UX Battle of the Week: HP vs IBM
The Task-Based UX Benchmark Study
UserZoom ran a quick task-based UX benchmark study between HP and IBM, two well-known technology corporations, to compare the experience of researching business solutions on their site.
- We ran the unmoderated remote task-based benchmark study with 60 in-the-wild users on their own devices over the course of a single day
- We split participants equally between each website so that 30 went to HP and 30 went to IBM
- The Online Task: From the homepage, navigate to the page with an overview of all retail business solutions
- We validated the task via URL validation
Let’s Get Ready to Rumble!
We showed all 60 participants an image of HP’s and IBM’s homepage and asked them to choose which site they associated with several UX attributes.
Participants positive initial reactions leaned more towards HP’s homepage, particularly when it came to being seen as Welcoming, Easy and Lively. IBM was largely seen as being Overwhelming. Interestingly, both websites practically tied in regards to being seen as Informational.
Screenshot Click Test
We split the participants evenly and asked where they would click if they needed support.
74% of participants correctly clicked on Support. 57% clicked on Support in the header while 17% clicked it in the footer.
70% of participants correctly clicked on Support. 43% clicked on Support Portal while 27% clicked on Support in the footer.
Online Task Outcomes
In order to validate whether users were successful at finding the retail business solution overview page, we validated the task with URL validation. If users got to the correct page they were labeled as Success.
Non Success meant that a user either Abandoned the task due to difficulties with the website or said they were done before reaching the correct page, which we labeled as Error.
Users were 40% more successful on HP’s site than on IBM’s.

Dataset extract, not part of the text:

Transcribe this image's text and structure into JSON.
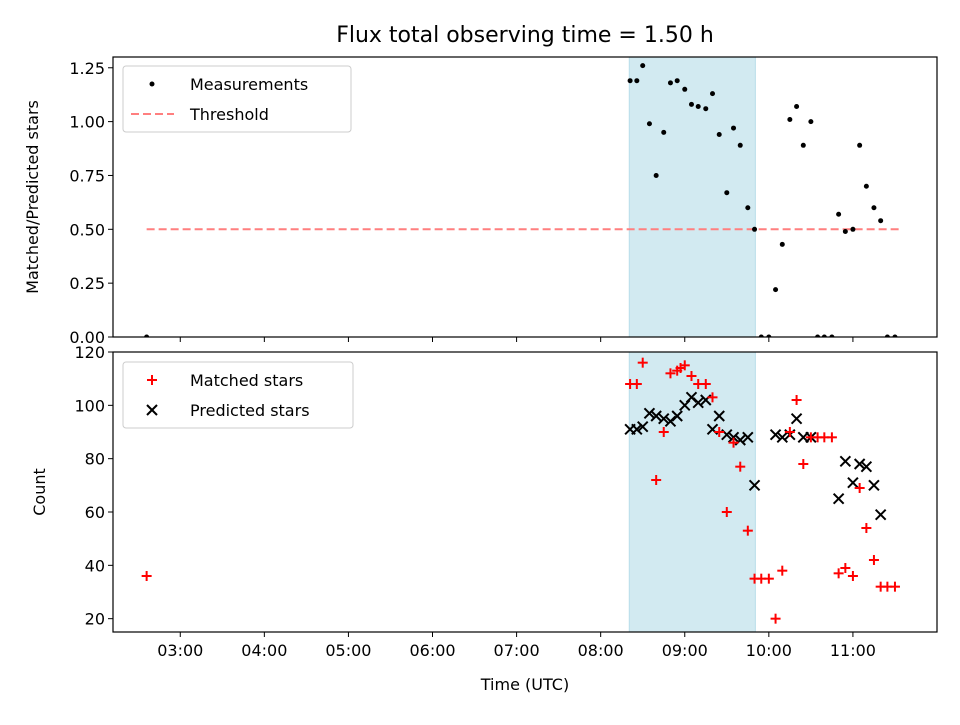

On average, successful participants on both sites were able to find the correct overview page with similar amounts of page views and clicks. Despite the difference in overall success rates, the participants who were successful on the IBM site were successful in far less time than those on HP’s site.
HP user session
IBM user session
Other than quantity, both sites had surprisingly similar metrics for their non successful participants. Both sites had more participants err than abandon, meaning users felt they had reached the correct page and said they were finished rather than give up on the website. When we watched the videos, it was apparent that a majority of users on the IBM site felt that the Commerce page was what they were looking for rather than the retail industry overview page. For HP it was generally a product page, such as printed services.
Users who abandoned did so after about two minutes of searching on both sites. Users who erred, however, tended to search longer on the IBM site than those on the HP site.
HP user session
IBM user session
We split the participants equally between brands and asked them to rate their perception of the brand before and after their experience with the site.
For the rating scale: 1 = Very Negative, 4 = Neutral, and 7 = Very Positive. We also included the option for participants to say they’re not familiar with the brand.
Brand Perception Pre-Task
Both brands started with fairly high brand perception ratings from the participants, HP with 5.9 out of 7 and IBM with 5.5 out of 7.
Brand Perception Post-Task
Both sites saw a slight decrease after participants interacted with the website, but on a whole, brand perception stayed relatively stable. HP ended with a 5.6 out of 7 while IBM finished with a 5.1 out of 7.
Ease of Use
After the task we asked all the users to rate how easy or difficult it was to accomplish, with 1 = Very Difficult, 4 = Neutral and 7 = Very Easy.
HP had a slightly higher ease of use rating from participants, ending with a 4.9 out of 7. IBM ended with a 4.2 out of 7.
Problems & Frustrations
We asked the users which, if any, of the following problems they encountered while on the site.
Participants who chose “Other” were given an open-ended follow up question to explain. This is what IBM’s user said:
- “Took too long to find what I was looking for”
Net Promoter Score (NPS)
After participants interacted with the sites we asked them to rate how likely it was they would recommend them to friends, family or colleagues.
HP’s participants were more likely to recommend the site than IBM’s participants.
Both sites performed well and had similar ease of use and brand perception ratings both before and after the task. The winner, however, in this week’s battle of technology corporations is HP for having higher success rates when it came to finding business solutions, having fewer reported problems and frustrations, and a higher overall Net Promoter Score.